What they don’t tell you is that roughly two-thirds are intentionally self-inflicted wounds or, in other words, the majority of firearms deaths are suicides. Slightly less than one-third of those fatalities are murders. The remainder are accidental deaths due to gunshots (which have been decreasing for years).

Regarding homicides committed by firearm, the CDC doesn’t separate the numbers into mass murders, “regular murders” and murders stemming from organized crime activity.

Mass shootings, while certainly tragic and horrifying, are actually quite rare in the grand scheme of things. Far more common: violent crimes committed by members of organized crime. In fact, they account for the majority of violent crime in America.

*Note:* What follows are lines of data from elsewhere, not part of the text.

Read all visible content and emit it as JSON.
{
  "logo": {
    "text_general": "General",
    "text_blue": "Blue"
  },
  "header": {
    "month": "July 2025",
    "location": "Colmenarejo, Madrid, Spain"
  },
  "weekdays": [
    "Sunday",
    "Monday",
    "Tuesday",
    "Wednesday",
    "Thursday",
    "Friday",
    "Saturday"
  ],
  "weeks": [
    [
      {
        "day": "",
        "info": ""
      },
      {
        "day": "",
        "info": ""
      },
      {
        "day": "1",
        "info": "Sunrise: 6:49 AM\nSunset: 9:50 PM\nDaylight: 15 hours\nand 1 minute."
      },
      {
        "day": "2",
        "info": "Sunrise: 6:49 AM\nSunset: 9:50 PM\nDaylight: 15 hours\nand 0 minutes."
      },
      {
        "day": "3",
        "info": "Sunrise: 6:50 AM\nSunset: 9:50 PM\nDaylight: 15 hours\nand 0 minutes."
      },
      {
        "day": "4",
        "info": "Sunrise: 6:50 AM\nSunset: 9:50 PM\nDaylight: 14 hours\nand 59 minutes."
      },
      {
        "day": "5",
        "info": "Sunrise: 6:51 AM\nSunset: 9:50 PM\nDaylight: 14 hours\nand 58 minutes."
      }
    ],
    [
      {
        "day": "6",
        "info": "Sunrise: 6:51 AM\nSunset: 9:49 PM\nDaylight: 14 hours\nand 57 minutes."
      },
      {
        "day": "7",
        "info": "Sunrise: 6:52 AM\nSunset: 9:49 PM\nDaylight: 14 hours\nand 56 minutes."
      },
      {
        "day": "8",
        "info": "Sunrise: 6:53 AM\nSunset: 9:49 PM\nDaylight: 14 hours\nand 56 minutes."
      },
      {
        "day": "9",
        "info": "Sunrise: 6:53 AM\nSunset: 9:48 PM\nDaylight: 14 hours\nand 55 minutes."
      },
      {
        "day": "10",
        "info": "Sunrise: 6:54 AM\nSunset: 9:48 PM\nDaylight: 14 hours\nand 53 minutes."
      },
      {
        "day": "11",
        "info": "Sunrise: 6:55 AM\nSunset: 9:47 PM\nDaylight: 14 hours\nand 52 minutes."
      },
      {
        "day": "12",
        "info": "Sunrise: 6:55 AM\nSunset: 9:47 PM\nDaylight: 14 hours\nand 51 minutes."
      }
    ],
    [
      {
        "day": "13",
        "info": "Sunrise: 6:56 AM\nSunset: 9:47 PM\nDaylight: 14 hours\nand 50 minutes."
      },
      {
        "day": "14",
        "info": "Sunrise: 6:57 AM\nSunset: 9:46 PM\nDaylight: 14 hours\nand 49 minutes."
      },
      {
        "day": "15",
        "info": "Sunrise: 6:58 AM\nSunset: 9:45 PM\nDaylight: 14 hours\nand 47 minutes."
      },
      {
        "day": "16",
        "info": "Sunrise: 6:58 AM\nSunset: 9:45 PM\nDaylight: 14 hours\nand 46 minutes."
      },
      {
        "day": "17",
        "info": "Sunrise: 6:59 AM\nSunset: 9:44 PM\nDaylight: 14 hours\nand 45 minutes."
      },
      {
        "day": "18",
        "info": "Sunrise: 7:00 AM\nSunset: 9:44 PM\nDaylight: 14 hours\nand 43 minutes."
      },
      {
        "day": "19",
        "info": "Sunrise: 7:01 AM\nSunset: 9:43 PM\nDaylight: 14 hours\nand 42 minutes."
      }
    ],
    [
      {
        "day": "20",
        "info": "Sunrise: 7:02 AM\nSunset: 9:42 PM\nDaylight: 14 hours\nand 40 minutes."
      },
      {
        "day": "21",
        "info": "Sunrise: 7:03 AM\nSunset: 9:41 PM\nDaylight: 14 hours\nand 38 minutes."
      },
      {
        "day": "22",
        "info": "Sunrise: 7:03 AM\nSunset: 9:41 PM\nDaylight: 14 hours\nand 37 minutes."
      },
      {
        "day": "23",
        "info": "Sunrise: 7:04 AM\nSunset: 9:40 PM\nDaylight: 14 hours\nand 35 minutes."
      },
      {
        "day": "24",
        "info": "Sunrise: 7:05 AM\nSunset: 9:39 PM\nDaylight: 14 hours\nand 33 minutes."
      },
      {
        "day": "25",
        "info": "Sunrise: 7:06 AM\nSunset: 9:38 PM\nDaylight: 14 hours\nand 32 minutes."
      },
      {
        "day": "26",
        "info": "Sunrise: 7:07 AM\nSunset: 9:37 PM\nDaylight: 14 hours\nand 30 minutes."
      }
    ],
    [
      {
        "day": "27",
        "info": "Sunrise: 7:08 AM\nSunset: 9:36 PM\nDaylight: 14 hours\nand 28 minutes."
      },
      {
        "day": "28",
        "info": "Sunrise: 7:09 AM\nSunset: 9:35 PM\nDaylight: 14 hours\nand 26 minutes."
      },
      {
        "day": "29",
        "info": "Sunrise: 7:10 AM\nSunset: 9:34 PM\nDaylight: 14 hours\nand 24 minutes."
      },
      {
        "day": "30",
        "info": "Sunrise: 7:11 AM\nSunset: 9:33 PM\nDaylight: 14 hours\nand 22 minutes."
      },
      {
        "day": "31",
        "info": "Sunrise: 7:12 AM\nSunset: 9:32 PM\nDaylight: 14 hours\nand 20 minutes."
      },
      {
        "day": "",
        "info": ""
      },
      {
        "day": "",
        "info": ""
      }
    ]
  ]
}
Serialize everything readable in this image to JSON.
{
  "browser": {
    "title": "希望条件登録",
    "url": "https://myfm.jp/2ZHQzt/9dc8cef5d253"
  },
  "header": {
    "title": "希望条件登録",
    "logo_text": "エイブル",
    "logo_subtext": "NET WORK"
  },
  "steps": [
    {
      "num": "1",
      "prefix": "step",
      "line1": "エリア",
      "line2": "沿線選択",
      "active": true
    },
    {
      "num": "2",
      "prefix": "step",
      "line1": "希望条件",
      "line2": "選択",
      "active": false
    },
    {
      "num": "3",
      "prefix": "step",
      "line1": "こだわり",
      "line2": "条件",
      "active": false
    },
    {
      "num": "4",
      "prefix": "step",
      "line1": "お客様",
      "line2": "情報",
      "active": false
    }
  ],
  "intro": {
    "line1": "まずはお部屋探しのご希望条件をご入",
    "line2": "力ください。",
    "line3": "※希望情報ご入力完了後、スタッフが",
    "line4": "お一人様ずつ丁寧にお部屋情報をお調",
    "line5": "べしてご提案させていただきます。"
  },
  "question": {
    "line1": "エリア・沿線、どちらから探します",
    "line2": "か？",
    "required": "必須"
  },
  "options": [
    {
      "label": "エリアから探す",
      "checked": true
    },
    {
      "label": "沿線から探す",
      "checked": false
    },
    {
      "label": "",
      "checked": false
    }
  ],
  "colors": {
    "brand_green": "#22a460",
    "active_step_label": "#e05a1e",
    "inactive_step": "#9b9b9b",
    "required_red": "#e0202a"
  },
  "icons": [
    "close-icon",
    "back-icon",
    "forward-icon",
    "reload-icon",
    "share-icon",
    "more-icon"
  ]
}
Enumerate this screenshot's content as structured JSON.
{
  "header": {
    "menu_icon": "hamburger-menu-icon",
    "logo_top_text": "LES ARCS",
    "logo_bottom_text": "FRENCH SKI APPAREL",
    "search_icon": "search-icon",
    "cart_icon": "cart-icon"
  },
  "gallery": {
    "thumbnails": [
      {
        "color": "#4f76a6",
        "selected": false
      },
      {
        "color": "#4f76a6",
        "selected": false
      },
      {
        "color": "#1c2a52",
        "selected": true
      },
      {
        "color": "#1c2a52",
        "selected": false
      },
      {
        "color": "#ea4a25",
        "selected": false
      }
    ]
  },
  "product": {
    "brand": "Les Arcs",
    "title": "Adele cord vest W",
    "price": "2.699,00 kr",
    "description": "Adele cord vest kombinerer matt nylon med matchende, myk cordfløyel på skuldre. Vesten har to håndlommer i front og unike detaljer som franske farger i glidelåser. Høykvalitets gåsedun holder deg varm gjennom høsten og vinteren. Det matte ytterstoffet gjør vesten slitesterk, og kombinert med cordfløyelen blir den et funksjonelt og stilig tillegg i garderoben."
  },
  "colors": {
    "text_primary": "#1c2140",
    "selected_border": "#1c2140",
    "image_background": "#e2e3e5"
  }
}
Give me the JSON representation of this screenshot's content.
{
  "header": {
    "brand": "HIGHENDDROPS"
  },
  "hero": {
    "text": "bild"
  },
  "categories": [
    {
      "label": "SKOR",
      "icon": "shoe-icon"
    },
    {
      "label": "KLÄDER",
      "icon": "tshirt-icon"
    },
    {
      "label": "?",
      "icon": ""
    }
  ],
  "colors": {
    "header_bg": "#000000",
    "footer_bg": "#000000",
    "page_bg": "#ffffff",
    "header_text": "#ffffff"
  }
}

Once suicides and organized crime are removed from the equation, fewer than 5,000 deaths per annum are the result of non-gang related or accidental shootings.

And how do hoodlums GET those guns? Mostly illegally, which leads us to excessive regulations on purchasing.

Very few people would disagree with the idea that it’s a good idea to “keep guns out of the hands of dangerous people”: violent felons, spouse abusers, the mentally ill and so on. Which is why – for good or ill – we have the background check system.

[In some jurisdictions, there are universal background checks that require an NICS or state background check be done for ANY gun purchase including private sales.]

Truth be told, the kind of people that commit most gun crimes don’t buy them in a store. Most studies into the matter indicate they obtain them from friends and family or steal them (they also don’t buy them at gun shows).

This doesn’t stop the gun control lobby from spreading their anti-gun rights propaganda.

CrimAdvisor is a website run by the Brady Campaign that purports to tell you where it’s easy for criminals to buy guns. The site highlights states that have more lax background check statutes. They maintain that these states are veritable oases of criminal purchases of firearms.

One of the best states for controlling purchases, and therefore cutting down on crime, according to this site? Illinois. Where they keep Chicago. Apparently the state is a “low” contributor to the national gun violence problem!

I’m not the first person to say this and I won’t be the last: gun control laws only hamper the people that follow the laws.

With rare exceptions (which can be rounded down to zero, statistically speaking), the kind of person who bothers to get a concealed carry permit is not the person causing problems. In fact, the vast majority of gun owners are not going to commit any crime.

Gun control advocates also favor magazine restrictions. Thankfully, only a few states have magazine restrictions in place. But “standard” capacity magazines are a perennial target of the civilian disarmament complex.

Some mass shooters have used high-capacity magazines. However, they also carry a lot of them and reload numerous times. For instance, the Virginia Tech shooter had nineteen magazines on his person and 400 rounds of ammunition in total. When Charles Whitman ascended the clock tower in Austin, he was carrying 700 rounds with him.

And so on. My point: people who carry out mass murders often plan ahead by having plenty of ammunition on hand. A few fewer rounds in a magazine isn’t going to make much difference.

Gun control advocates are unwilling to listen to reason or use facts appropriately or in context. Why would they? The facts don’t support gun control. Which is why they rely on emotion; waving the bloody shirt.

Until and unless Americans examine the issue of gun control on a logical, rational basis, gun rights will always in imminent danger. Which is why they will always be in imminent danger.